一家国际运营公司在对位于几内亚湾安哥拉近海的注水(WI)管道进行年度ROV检查时发现了泄漏。管道所有者决定使用夹钳修复损坏的管道,但在执行修复过程中存在多种挑战。首先是管道的深度,管道位于海底1170米至1410米(3839英尺至4626英尺)之间。由于管道焊缝的位置和管道的物理状况,管道在多个区域经历了相当大的壁薄,因此夹钳安装可能会出现并发症。为了使管道恢复安全使用,需要在工作范围内对老化管道进行维修,包括现场准备,安装两个12英寸卡箍连接器,以及卡箍安装后的检查服务,以验证安装是否正确。

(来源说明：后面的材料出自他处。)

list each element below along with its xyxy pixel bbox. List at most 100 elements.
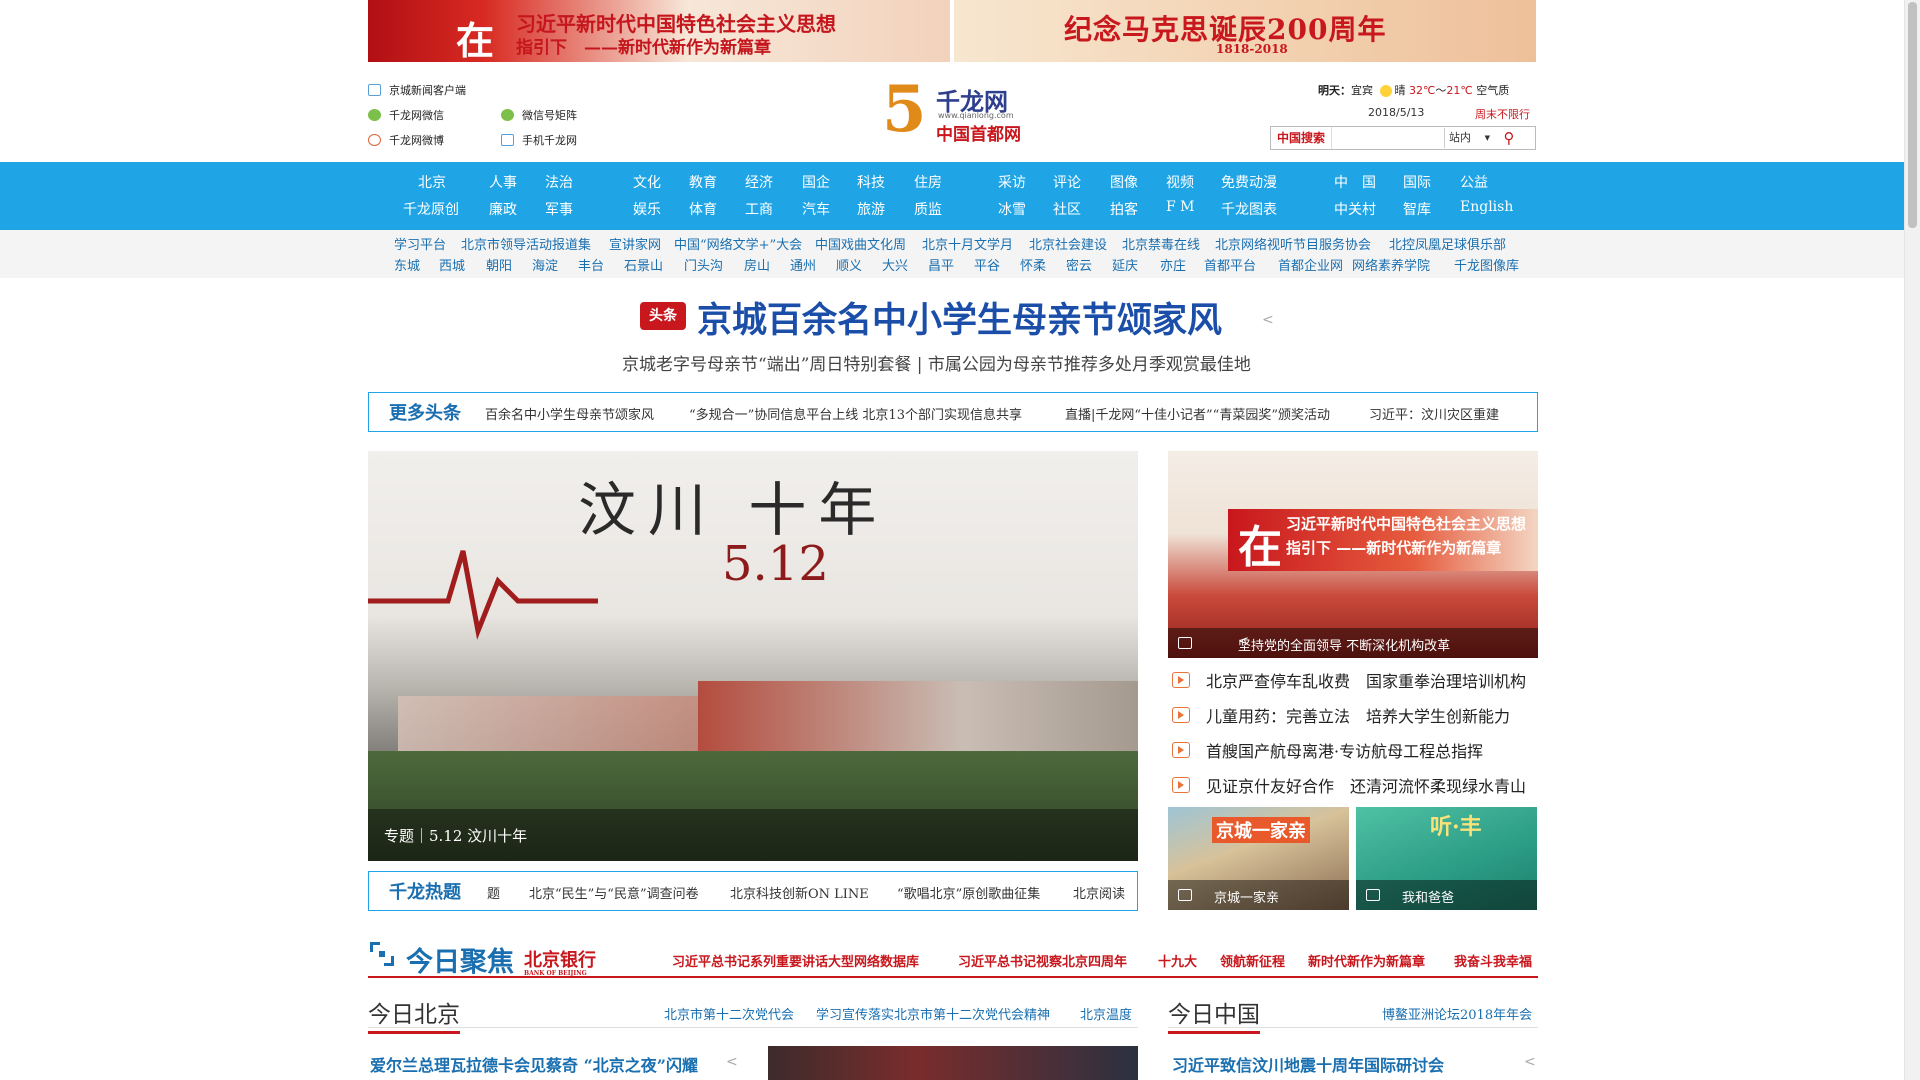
- hot-topics-label[interactable]: 千龙热题: [389, 878, 461, 904]
- more-headlines-label[interactable]: 更多头条: [389, 399, 461, 425]
- focus-link[interactable]: 我奋斗我幸福: [1454, 951, 1532, 970]
- nav-item[interactable]: 千龙原创: [403, 199, 459, 219]
- section-link[interactable]: 博鳌亚洲论坛2018年年会: [1382, 1004, 1532, 1023]
- nav-item[interactable]: 廉政: [489, 199, 517, 219]
- page-scrollbar[interactable]: [1904, 0, 1920, 1080]
- video-thumb[interactable]: 听·丰 我和爸爸: [1356, 807, 1537, 910]
- quick-link[interactable]: 中国“网络文学+”大会: [674, 234, 802, 253]
- share-icon[interactable]: <: [1524, 1054, 1536, 1070]
- district-link[interactable]: 首都企业网: [1278, 255, 1343, 274]
- headline-title[interactable]: 京城百余名中小学生母亲节颂家风: [697, 292, 1222, 343]
- more-headline-item[interactable]: 百余名中小学生母亲节颂家风: [485, 404, 654, 423]
- nav-item[interactable]: 中 国: [1334, 172, 1376, 192]
- video-list-item[interactable]: 儿童用药：完善立法 培养大学生创新能力: [1172, 703, 1510, 727]
- nav-item[interactable]: 国际: [1403, 172, 1431, 192]
- share-icon[interactable]: <: [726, 1054, 738, 1070]
- nav-item[interactable]: 拍客: [1110, 199, 1138, 219]
- section-link[interactable]: 北京温度: [1080, 1004, 1132, 1023]
- quick-link[interactable]: 北京十月文学月: [922, 234, 1013, 253]
- video-thumb[interactable]: 京城一家亲 京城一家亲: [1168, 807, 1349, 910]
- district-link[interactable]: 平谷: [974, 255, 1000, 274]
- video-list-item[interactable]: 北京严查停车乱收费 国家重拳治理培训机构: [1172, 668, 1526, 692]
- nav-item[interactable]: 军事: [545, 199, 573, 219]
- banner-xi-thought[interactable]: 在 习近平新时代中国特色社会主义思想 指引下 ——新时代新作为新篇章: [368, 0, 950, 62]
- section-title[interactable]: 今日中国: [1168, 995, 1260, 1034]
- district-link[interactable]: 昌平: [928, 255, 954, 274]
- nav-item[interactable]: 冰雪: [998, 199, 1026, 219]
- search-scope-select[interactable]: 站内: [1444, 128, 1494, 148]
- district-link[interactable]: 房山: [744, 255, 770, 274]
- district-link[interactable]: 海淀: [532, 255, 558, 274]
- beijing-story-image[interactable]: [768, 1046, 1138, 1080]
- hot-topic-item[interactable]: 北京“民生”与“民意”调查问卷: [529, 883, 699, 902]
- district-link[interactable]: 门头沟: [684, 255, 723, 274]
- quick-link[interactable]: 北京市领导活动报道集: [461, 234, 591, 253]
- slider-caption[interactable]: 专题｜5.12 汶川十年: [384, 825, 527, 846]
- nav-item[interactable]: 图像: [1110, 172, 1138, 192]
- hot-topic-item[interactable]: 北京科技创新ON LINE: [730, 883, 869, 902]
- nav-item[interactable]: 经济: [745, 172, 773, 192]
- district-link[interactable]: 朝阳: [486, 255, 512, 274]
- quick-link[interactable]: 北京社会建设: [1029, 234, 1107, 253]
- nav-item[interactable]: F M: [1166, 199, 1195, 215]
- video-list-item[interactable]: 见证京什友好合作 还清河流怀柔现绿水青山: [1172, 773, 1526, 797]
- nav-item[interactable]: 采访: [998, 172, 1026, 192]
- right-feature-image[interactable]: 在 习近平新时代中国特色社会主义思想 指引下 ——新时代新作为新篇章 坚持党的全…: [1168, 451, 1538, 658]
- district-link[interactable]: 东城: [394, 255, 420, 274]
- district-link[interactable]: 通州: [790, 255, 816, 274]
- nav-item[interactable]: 评论: [1053, 172, 1081, 192]
- bank-of-beijing-logo[interactable]: 北京银行 BANK OF BEIJING: [524, 946, 596, 977]
- section-link[interactable]: 北京市第十二次党代会: [664, 1004, 794, 1023]
- share-icon[interactable]: <: [1238, 634, 1526, 649]
- header-link-wechat[interactable]: 千龙网微信: [368, 107, 444, 123]
- scrollbar-thumb[interactable]: [1908, 2, 1917, 228]
- district-link[interactable]: 首都平台: [1204, 255, 1256, 274]
- header-link-weibo[interactable]: 千龙网微博: [368, 132, 444, 148]
- search-button[interactable]: ⚲: [1494, 127, 1524, 149]
- nav-item[interactable]: 质监: [914, 199, 942, 219]
- focus-link[interactable]: 新时代新作为新篇章: [1308, 951, 1425, 970]
- nav-item[interactable]: 社区: [1053, 199, 1081, 219]
- district-link[interactable]: 西城: [439, 255, 465, 274]
- share-icon[interactable]: <: [1262, 312, 1274, 328]
- district-link[interactable]: 亦庄: [1160, 255, 1186, 274]
- header-link-wechat-matrix[interactable]: 微信号矩阵: [501, 107, 577, 123]
- header-link-news-app[interactable]: 京城新闻客户端: [368, 82, 466, 98]
- quick-link[interactable]: 学习平台: [394, 234, 446, 253]
- header-link-mobile[interactable]: 手机千龙网: [501, 132, 577, 148]
- nav-item[interactable]: 视频: [1166, 172, 1194, 192]
- hot-topic-item[interactable]: 北京阅读: [1073, 883, 1125, 902]
- search-input[interactable]: [1332, 127, 1445, 149]
- district-link[interactable]: 怀柔: [1020, 255, 1046, 274]
- site-logo[interactable]: 5 千龙网 www.qianlong.com 中国首都网: [880, 76, 1030, 156]
- district-link[interactable]: 千龙图像库: [1454, 255, 1519, 274]
- more-headline-item[interactable]: 习近平：汶川灾区重建: [1369, 404, 1499, 423]
- nav-item[interactable]: 智库: [1403, 199, 1431, 219]
- nav-item[interactable]: 国企: [802, 172, 830, 192]
- quick-link[interactable]: 北京禁毒在线: [1122, 234, 1200, 253]
- nav-item[interactable]: 科技: [857, 172, 885, 192]
- nav-item[interactable]: 旅游: [857, 199, 885, 219]
- nav-item[interactable]: 千龙图表: [1221, 199, 1277, 219]
- quick-link[interactable]: 中国戏曲文化周: [815, 234, 906, 253]
- focus-link[interactable]: 领航新征程: [1220, 951, 1285, 970]
- focus-link[interactable]: 习近平总书记视察北京四周年: [958, 951, 1127, 970]
- district-link[interactable]: 密云: [1066, 255, 1092, 274]
- district-link[interactable]: 顺义: [836, 255, 862, 274]
- nav-item[interactable]: 工商: [745, 199, 773, 219]
- nav-item[interactable]: 汽车: [802, 199, 830, 219]
- district-link[interactable]: 网络素养学院: [1352, 255, 1430, 274]
- focus-link[interactable]: 习近平总书记系列重要讲话大型网络数据库: [672, 951, 919, 970]
- district-link[interactable]: 丰台: [578, 255, 604, 274]
- district-link[interactable]: 大兴: [882, 255, 908, 274]
- more-headline-item[interactable]: 直播|千龙网“十佳小记者”“青菜园奖”颁奖活动: [1065, 404, 1330, 423]
- quick-link[interactable]: 北京网络视听节目服务协会: [1215, 234, 1371, 253]
- nav-item[interactable]: 人事: [489, 172, 517, 192]
- quick-link[interactable]: 宣讲家网: [609, 234, 661, 253]
- nav-item[interactable]: 文化: [633, 172, 661, 192]
- section-title[interactable]: 今日北京: [368, 995, 460, 1034]
- nav-item[interactable]: 住房: [914, 172, 942, 192]
- nav-item[interactable]: English: [1460, 199, 1513, 215]
- district-link[interactable]: 延庆: [1112, 255, 1138, 274]
- feature-slider[interactable]: 汶川 十年 5.12 专题｜5.12 汶川十年: [368, 451, 1138, 861]
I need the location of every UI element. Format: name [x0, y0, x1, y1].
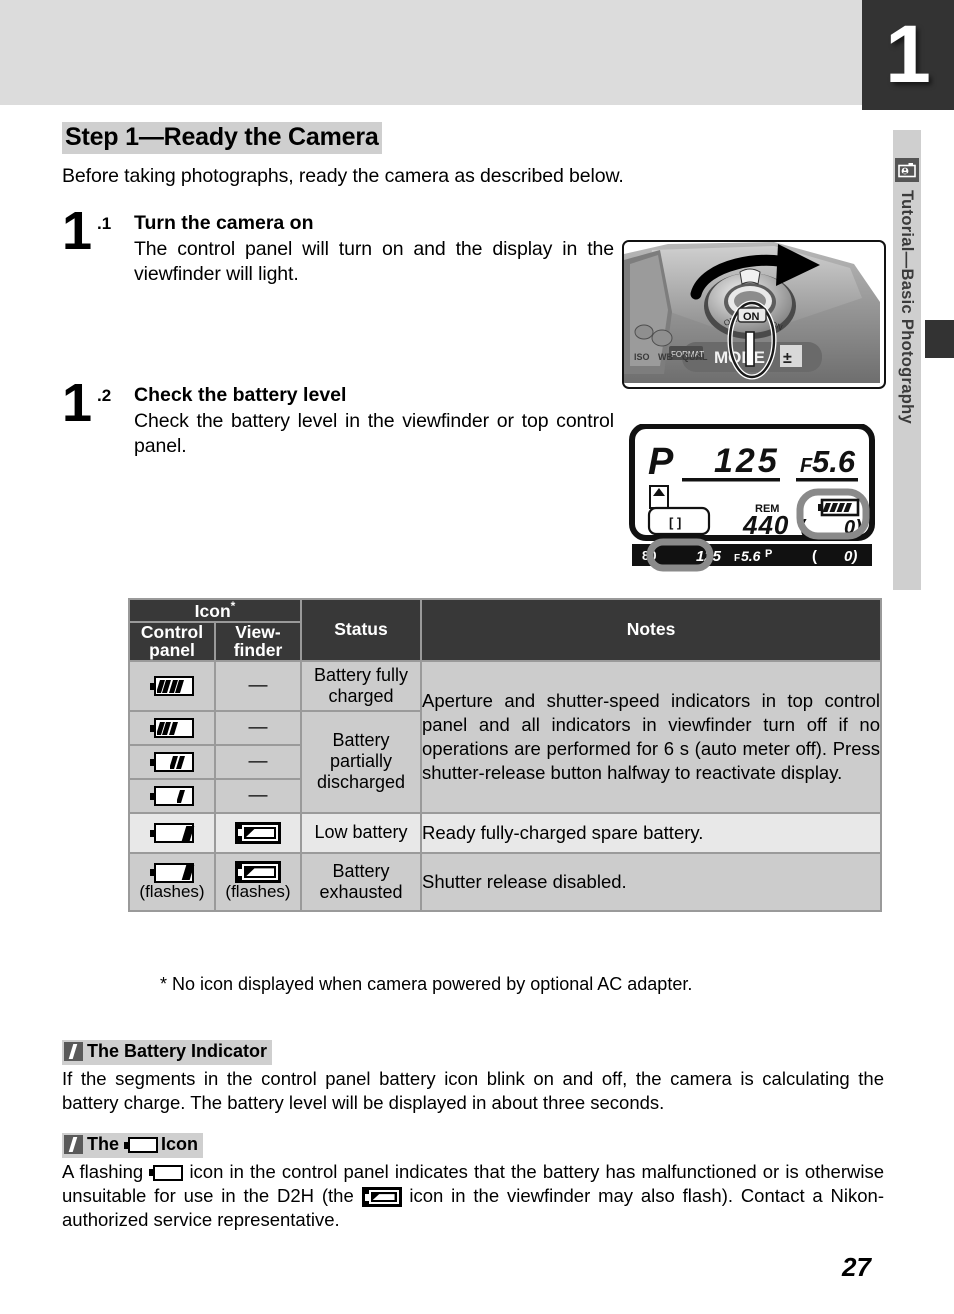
note-title-text-before: The [87, 1134, 125, 1154]
table-row: (flashes) (flashes) Battery exhausted Sh… [130, 853, 880, 910]
step-heading: Turn the camera on [134, 212, 314, 235]
table-header-row-1: Icon* Status Notes [130, 599, 880, 660]
page-header-band [0, 0, 862, 105]
status-low: Low battery [302, 813, 420, 852]
dash-glyph: — [248, 784, 268, 806]
battery-exhausted-viewfinder-icon: (flashes) [216, 853, 300, 910]
page-intro: Before taking photographs, ready the cam… [62, 164, 624, 187]
note-body-part-1: A flashing [62, 1160, 150, 1182]
chapter-tab-number: 1 [885, 9, 931, 100]
viewfinder-none: — [216, 779, 300, 812]
battery-exhausted-viewfinder-icon [361, 1187, 402, 1208]
svg-text:P: P [648, 441, 674, 483]
svg-text:[ ]: [ ] [669, 515, 681, 530]
svg-text:(: ( [812, 548, 817, 565]
sidebar-section-marker [925, 320, 954, 358]
svg-text:5.6: 5.6 [812, 444, 856, 479]
step-number: 1 [62, 201, 93, 262]
viewfinder-none: — [216, 661, 300, 710]
header-icon-label: Icon [194, 600, 231, 621]
step-heading: Check the battery level [134, 384, 347, 407]
step-number: 1 [62, 373, 93, 434]
pencil-icon [64, 1135, 83, 1154]
table-row: Low battery Ready fully-charged spare ba… [130, 813, 880, 852]
page-number: 27 [842, 1252, 871, 1282]
page-title: Step 1—Ready the Camera [62, 122, 382, 154]
note-title-text-after: Icon [161, 1134, 199, 1154]
header-control-panel: Control panel [130, 623, 214, 660]
svg-text:125: 125 [714, 442, 780, 480]
table-footnote: * No icon displayed when camera powered … [160, 974, 693, 994]
note-title: The Icon [62, 1133, 204, 1158]
header-icon-group: Icon* [130, 599, 300, 622]
viewfinder-flashes-label: (flashes) [225, 882, 291, 902]
svg-text:ISO: ISO [634, 352, 650, 362]
battery-exhausted-icon: (flashes) [130, 853, 214, 910]
battery-low-viewfinder-icon [216, 813, 300, 852]
step-text: Check the battery level in the viewfinde… [134, 409, 614, 457]
note-title: The Battery Indicator [62, 1040, 273, 1065]
notes-merged: Aperture and shutter-speed indicators in… [422, 661, 880, 812]
note-battery-malfunction-icon: The Icon A flashing icon in the control … [62, 1133, 884, 1233]
battery-level-table: Icon* Status Notes Control panel View-fin… [128, 598, 882, 912]
step-substep: .1 [97, 214, 112, 234]
battery-malfunction-icon [124, 1137, 159, 1154]
notes-exhausted: Shutter release disabled. [422, 853, 880, 910]
note-battery-indicator: The Battery Indicator If the segments in… [62, 1040, 884, 1115]
table-row: — Battery fully charged Aperture and shu… [130, 661, 880, 812]
svg-text:440: 440 [742, 510, 789, 540]
svg-text:MODE: MODE [714, 348, 765, 367]
viewfinder-none: — [216, 711, 300, 744]
svg-text:F: F [734, 553, 740, 564]
camera-power-switch-illustration: OFF ON MODE ± FORMAT ISO WB QUAL ON [622, 240, 886, 389]
note-body: If the segments in the control panel bat… [62, 1067, 884, 1113]
control-panel-flashes-label: (flashes) [139, 881, 205, 901]
svg-text:5.6: 5.6 [741, 548, 761, 564]
dash-glyph: — [248, 674, 268, 696]
svg-text:QUAL: QUAL [682, 352, 708, 362]
header-notes: Notes [422, 600, 880, 660]
pencil-icon [64, 1042, 83, 1061]
svg-text:WB: WB [658, 352, 673, 362]
sidebar-chapter-label: Tutorial—Basic Photography [898, 190, 916, 424]
battery-half-icon [130, 745, 214, 778]
camera-person-icon [895, 158, 919, 182]
control-panel-lcd-illustration: P 125 F 5.6 [ ] REM 440 ( 0) 80 125 F 5.… [622, 423, 882, 572]
dash-glyph: — [248, 716, 268, 738]
svg-text:±: ± [783, 350, 792, 367]
step-substep: .2 [97, 386, 112, 406]
svg-text:0): 0) [844, 548, 857, 565]
battery-three-quarter-icon [130, 711, 214, 744]
note-body: A flashing icon in the control panel ind… [62, 1160, 884, 1233]
notes-low: Ready fully-charged spare battery. [422, 813, 880, 852]
status-full: Battery fully charged [302, 661, 420, 710]
status-exhausted: Battery exhausted [302, 853, 420, 910]
step-text: The control panel will turn on and the d… [134, 237, 614, 285]
status-partial: Battery partially discharged [302, 711, 420, 812]
header-status: Status [302, 600, 420, 660]
dash-glyph: — [248, 750, 268, 772]
battery-low-icon [130, 813, 214, 852]
battery-quarter-icon [130, 779, 214, 812]
svg-text:P: P [765, 548, 772, 560]
viewfinder-none: — [216, 745, 300, 778]
battery-malfunction-icon [149, 1164, 184, 1181]
note-title-text: The Battery Indicator [87, 1041, 268, 1061]
battery-full-icon [130, 661, 214, 710]
header-icon-footnote-marker: * [230, 599, 236, 613]
header-viewfinder: View-finder [216, 623, 300, 660]
svg-text:ON: ON [743, 311, 760, 323]
chapter-tab: 1 [862, 0, 954, 110]
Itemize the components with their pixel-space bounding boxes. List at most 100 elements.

由于WI管道中存在焊接,因此存在夹紧安装位置与焊接管道区域对应的风险,这将影响夹紧贴合损坏区域的能力。调查数据与客户的数据进行交叉参考,以确定焊接位置不会影响安装。涂层的去除至关重要,因此设计了专用的机械工具来准备管道的夹具安装。该项目还需要进行有限元分析(FEA),以确认管道能够承受维修夹施加的密封载荷。该项目分三步实施。第一步的目标是准备和稳定海床,以确保它能够承受夹具安装框架的重量和附近工作的ROV的冲击。第二阶段的重点是准备安装夹具的维修位置,这一过程包括涂层去除和表面清洁,使WI管道在夹具区域恢复到裸露的金属表面。第三阶段是准备和安装12英寸维修夹。这包括管道表面的检查和现场清洗,夹具安装和夹具密封验证。这两个卡箍在2020年2月成功安装并通过了压力测试,使作业者能够将WI管线重新上线,并在减压下安全运行。这次维修使用了迄今为止安装的高压夹具(138bar / 2000psi)。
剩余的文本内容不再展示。